The New York Times
June 16, 2007
AT the headquarters here of Telesur, the regional Spanish-language network financed largely by Venezuela’s government, an anchor reads a bulletin describing a meeting of landless peasants in Brazil. Producers receive a report from Bolivia on a meeting of Andean leaders. On a talk show, intellectuals discuss trends in Caribbean cinema. An advertisement celebrates the broadcast of a documentary on the life of Che Guevara.
Less than two years old, Telesur is seen as this hemisphere’s answer to Al Jazeera, a Latin American network aimed at fostering integration and countering the influence of news organizations like CNN. The man guiding this experiment is Andrés Izarra, a rising star of President Hugo Chávez’s ambitious project to upend elites in Venezuela and elsewhere in the region.
Mr. Izarra, 38, was a news director at RCTV, the network recently taken off the air in the government’s move not to renew its license, until he quit during the 2002 coup against Mr. Chávez, complaining of pro-coup coverage.
Since then, he ascended quickly through the highest ranks of government, becoming Mr. Chávez’s communications minister and now president of Telesur, a project at the forefront of Mr. Chávez’s efforts to assert greater state control of the news media.
While protests have convulsed Venezuela in recent weeks over Mr. Chávez’s move against RCTV, Mr. Izarra has emerged as a passionate defender of the decision.
“RCTV practiced a form of media terrorism,” Mr. Izarra said in an interview. “The families that own RCTV hate my guts for saying that, but the oligarchy that once controlled Venezuela is finally coming apart.”
While the old oligarchy is undone, a new political elite is emerging in Venezuela, comprised of officials who support Mr. Chávez as a foil to the United States government and, not incidentally, have benefited from the changing order.
His critics call Mr. Izarra an apparatchik, someone who has defended Mr. Chávez’s media policies for personal gain, a charge he denies. Mr. Izarra said he admired the president’s capacity to stand up to the United States policies of “sabotage and containment.”
Hastily eating take-out sushi at his desk here, Mr. Izarra said he and his wife could no longer comfortably dine in restaurants. “I become the subject of verbal abuse when I go into a public place,” he said, explaining how walking around Las Mercedes, the chic district where he lives, had become difficult.

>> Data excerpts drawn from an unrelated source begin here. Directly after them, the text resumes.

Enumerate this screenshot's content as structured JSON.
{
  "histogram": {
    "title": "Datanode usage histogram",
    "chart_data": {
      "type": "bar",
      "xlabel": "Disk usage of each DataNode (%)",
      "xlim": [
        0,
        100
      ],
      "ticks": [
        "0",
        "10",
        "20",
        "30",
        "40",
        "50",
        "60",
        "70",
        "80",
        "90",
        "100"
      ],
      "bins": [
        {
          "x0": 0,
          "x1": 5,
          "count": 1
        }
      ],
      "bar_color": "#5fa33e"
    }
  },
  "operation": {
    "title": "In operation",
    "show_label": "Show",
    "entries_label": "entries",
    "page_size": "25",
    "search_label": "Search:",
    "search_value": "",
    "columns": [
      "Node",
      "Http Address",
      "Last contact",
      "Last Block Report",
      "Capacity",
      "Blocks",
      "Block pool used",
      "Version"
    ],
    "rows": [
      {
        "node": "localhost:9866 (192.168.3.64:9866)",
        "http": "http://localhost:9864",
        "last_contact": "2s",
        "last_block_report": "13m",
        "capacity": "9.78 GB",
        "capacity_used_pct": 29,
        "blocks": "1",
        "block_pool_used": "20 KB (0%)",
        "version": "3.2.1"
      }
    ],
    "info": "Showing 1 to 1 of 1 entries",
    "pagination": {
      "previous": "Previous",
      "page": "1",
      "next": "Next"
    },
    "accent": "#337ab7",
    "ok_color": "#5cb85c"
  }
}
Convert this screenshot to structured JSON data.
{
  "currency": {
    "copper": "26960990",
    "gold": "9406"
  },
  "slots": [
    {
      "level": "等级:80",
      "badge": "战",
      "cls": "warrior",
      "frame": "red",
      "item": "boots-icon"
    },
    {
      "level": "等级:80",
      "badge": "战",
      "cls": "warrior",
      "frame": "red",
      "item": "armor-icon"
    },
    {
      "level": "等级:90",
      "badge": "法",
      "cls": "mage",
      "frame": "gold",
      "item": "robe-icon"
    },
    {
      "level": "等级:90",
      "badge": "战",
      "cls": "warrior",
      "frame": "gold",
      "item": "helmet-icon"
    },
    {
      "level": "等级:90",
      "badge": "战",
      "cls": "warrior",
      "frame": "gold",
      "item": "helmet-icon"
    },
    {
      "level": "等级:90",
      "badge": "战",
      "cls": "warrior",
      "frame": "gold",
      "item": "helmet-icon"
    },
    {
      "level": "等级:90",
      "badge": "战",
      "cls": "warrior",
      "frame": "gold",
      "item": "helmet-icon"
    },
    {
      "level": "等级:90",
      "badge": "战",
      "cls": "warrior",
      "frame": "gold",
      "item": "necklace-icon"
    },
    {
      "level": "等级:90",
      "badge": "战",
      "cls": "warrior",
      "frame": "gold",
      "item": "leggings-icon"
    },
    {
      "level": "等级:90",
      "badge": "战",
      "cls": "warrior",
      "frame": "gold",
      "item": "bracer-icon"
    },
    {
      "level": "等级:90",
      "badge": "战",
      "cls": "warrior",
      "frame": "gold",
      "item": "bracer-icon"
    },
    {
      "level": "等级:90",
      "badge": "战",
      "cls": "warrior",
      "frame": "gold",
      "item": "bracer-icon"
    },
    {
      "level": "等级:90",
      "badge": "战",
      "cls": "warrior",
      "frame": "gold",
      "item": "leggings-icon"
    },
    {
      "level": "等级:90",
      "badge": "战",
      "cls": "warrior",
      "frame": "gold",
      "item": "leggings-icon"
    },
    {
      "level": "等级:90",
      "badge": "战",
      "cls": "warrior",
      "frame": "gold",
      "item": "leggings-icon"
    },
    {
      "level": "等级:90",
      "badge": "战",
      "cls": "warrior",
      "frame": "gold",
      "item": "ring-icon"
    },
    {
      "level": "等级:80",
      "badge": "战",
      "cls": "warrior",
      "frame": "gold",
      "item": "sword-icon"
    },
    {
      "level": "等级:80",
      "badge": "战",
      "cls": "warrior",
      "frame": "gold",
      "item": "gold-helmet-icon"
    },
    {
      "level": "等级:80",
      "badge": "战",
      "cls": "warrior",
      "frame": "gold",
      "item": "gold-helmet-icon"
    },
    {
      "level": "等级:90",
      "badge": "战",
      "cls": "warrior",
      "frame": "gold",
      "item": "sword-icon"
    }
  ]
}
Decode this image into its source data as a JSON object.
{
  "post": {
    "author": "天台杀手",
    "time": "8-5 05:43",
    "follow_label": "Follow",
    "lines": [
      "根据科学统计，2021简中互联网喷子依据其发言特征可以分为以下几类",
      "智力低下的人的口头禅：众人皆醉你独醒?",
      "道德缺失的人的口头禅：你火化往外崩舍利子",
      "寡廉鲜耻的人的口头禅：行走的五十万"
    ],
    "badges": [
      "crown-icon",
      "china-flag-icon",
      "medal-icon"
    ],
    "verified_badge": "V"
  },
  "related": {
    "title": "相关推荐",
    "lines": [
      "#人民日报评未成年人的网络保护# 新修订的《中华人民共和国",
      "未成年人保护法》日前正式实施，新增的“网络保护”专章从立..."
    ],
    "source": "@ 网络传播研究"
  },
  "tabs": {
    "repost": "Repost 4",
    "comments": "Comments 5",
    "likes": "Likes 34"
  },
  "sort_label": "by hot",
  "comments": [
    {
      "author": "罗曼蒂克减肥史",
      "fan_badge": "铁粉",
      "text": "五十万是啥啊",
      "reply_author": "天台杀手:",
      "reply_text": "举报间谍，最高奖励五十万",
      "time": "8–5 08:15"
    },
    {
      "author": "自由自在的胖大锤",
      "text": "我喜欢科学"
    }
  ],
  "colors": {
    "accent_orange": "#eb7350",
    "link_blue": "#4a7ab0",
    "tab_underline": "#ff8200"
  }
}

DESPITE projecting an intensely partisan personal image, Mr. Izarra says he is tolerant of different opinions in his family or in Telesur’s studios. He said 120 of Telesur’s 400 employees were opponents of Mr. Chávez, acknowledging that he kept tabs by using lists of voters and their political sympathies, available here on pirated software.
He says he never dreamed of working in a profession that did not revolve around a newsroom. But his departure from RCTV in 2002 led him into other worlds. Cast into the wilderness as far as privately owned media here were concerned, he first returned to CNN as a field producer during a general strike that paralyzed the economy in 2002 and 2003.
“Andrés was far from being a Chavista when I met him,” said Lucia Newman, who was Mr. Izarra’s boss as a senior Latin America correspondent for CNN.
“But he found himself in a position in which he had to choose sides,” said Ms. Newman, who now covers Latin America for Al Jazeera International, describing Mr. Izarra’s trajectory after his work for her. “In a general sense, I think he’s now a true believer.”
Mr. Izarra crossed into politics definitively when he took a job in media relations for the Venezuelan Embassy in Washington after his stint in Caracas for CNN. Then, at the age of 35, he was given charge of Mr. Chávez’s personal television show and a growing portfolio of other responsibilities.
“The pace of working alongside Chávez isn’t easy for anyone,” said José Roberto Duque, a writer and journalist who was hired by Mr. Izarra to help retool Venezuela’s state news agency by drawing inspiration from Cuba’s Prensa Libre and Spain’s Agencia EFE. “He matured immensely, and intensely, during that time.”
Mr. Izarra started in journalism while living in France after he left university studies here in economics, writing for a magazine published by his uncle, who was jailed in Venezuela in the 1970s for leftist political activities.
His father, William Izarra, a retired air force officer and a political scientist, is one of the chief theorists of Mr. Chávez’s political movement.
STILL, Mr. Izarra seems an unlikely Chavista. He had a privileged upbringing, attending Santiago de León, an elite school in Caracas. He speaks flawless English, having also attended public schools in Newton, Mass., while his parents did graduate work at Harvard. He spent nearly five years working in the United States at CNN and NBC before returning to Venezuela.
Now he is in the middle of the debate over the closing of RCTV, even as Telesur plans to expand into Europe, Brazil and perhaps the United States, using Internet-based broadcasting technology. The network, which has more than 10 bureaus overseas, including Cuba, Nicaragua and Haiti, is opening two more in London and Madrid.
Last year Telesur and Al Jazeera announced a content-sharing agreement, which was derided by Connie Mack, a Republican congressman from Florida, as “creating a global television network for terrorists.”
Such statements, Mr. Izarra said, have only given Telesur greater legitimacy among its viewers. Compared with the Venezuelan government’s main television network, which ruthlessly disparages Mr. Chávez’s critics, Telesur’s tilt left is more moderate. The network’s mission, he said, is “to advance integration while portraying Latin Americans as we see ourselves.”
Cookie-cutter anchors are not part of this project. Instead, a ponytailed journalist with a 5 o’clock shadow discusses the news each morning. A diversity of accents from correspondents from around the region reflects the countries supporting Telesur, which include Argentina, Brazil, Cuba and Nicaragua.
But this is Venezuela, where politics intrudes even into life’s most intimate spaces. During his time as communications minister, Mr. Izarra met Isabel González, a former anchor at Globovisión, Venezuela’s only remaining opposition television network.
They married soon after Mr. Izarra was interviewed on her program and have a 1-year-old daughter. Mr. Izarra has a 14-year-old son from a previous marriage.
His wife remains an outspoken critic of the government. So is his mother, Viviana García, a retired university professor. And his wife’s stepfather, Antonio Ledezma, heads an opposition political party.
“We do not discuss politics when the family gets together,” Ms. García said. “Unfortunately, this is a situation common to many Venezuelan families at this time.”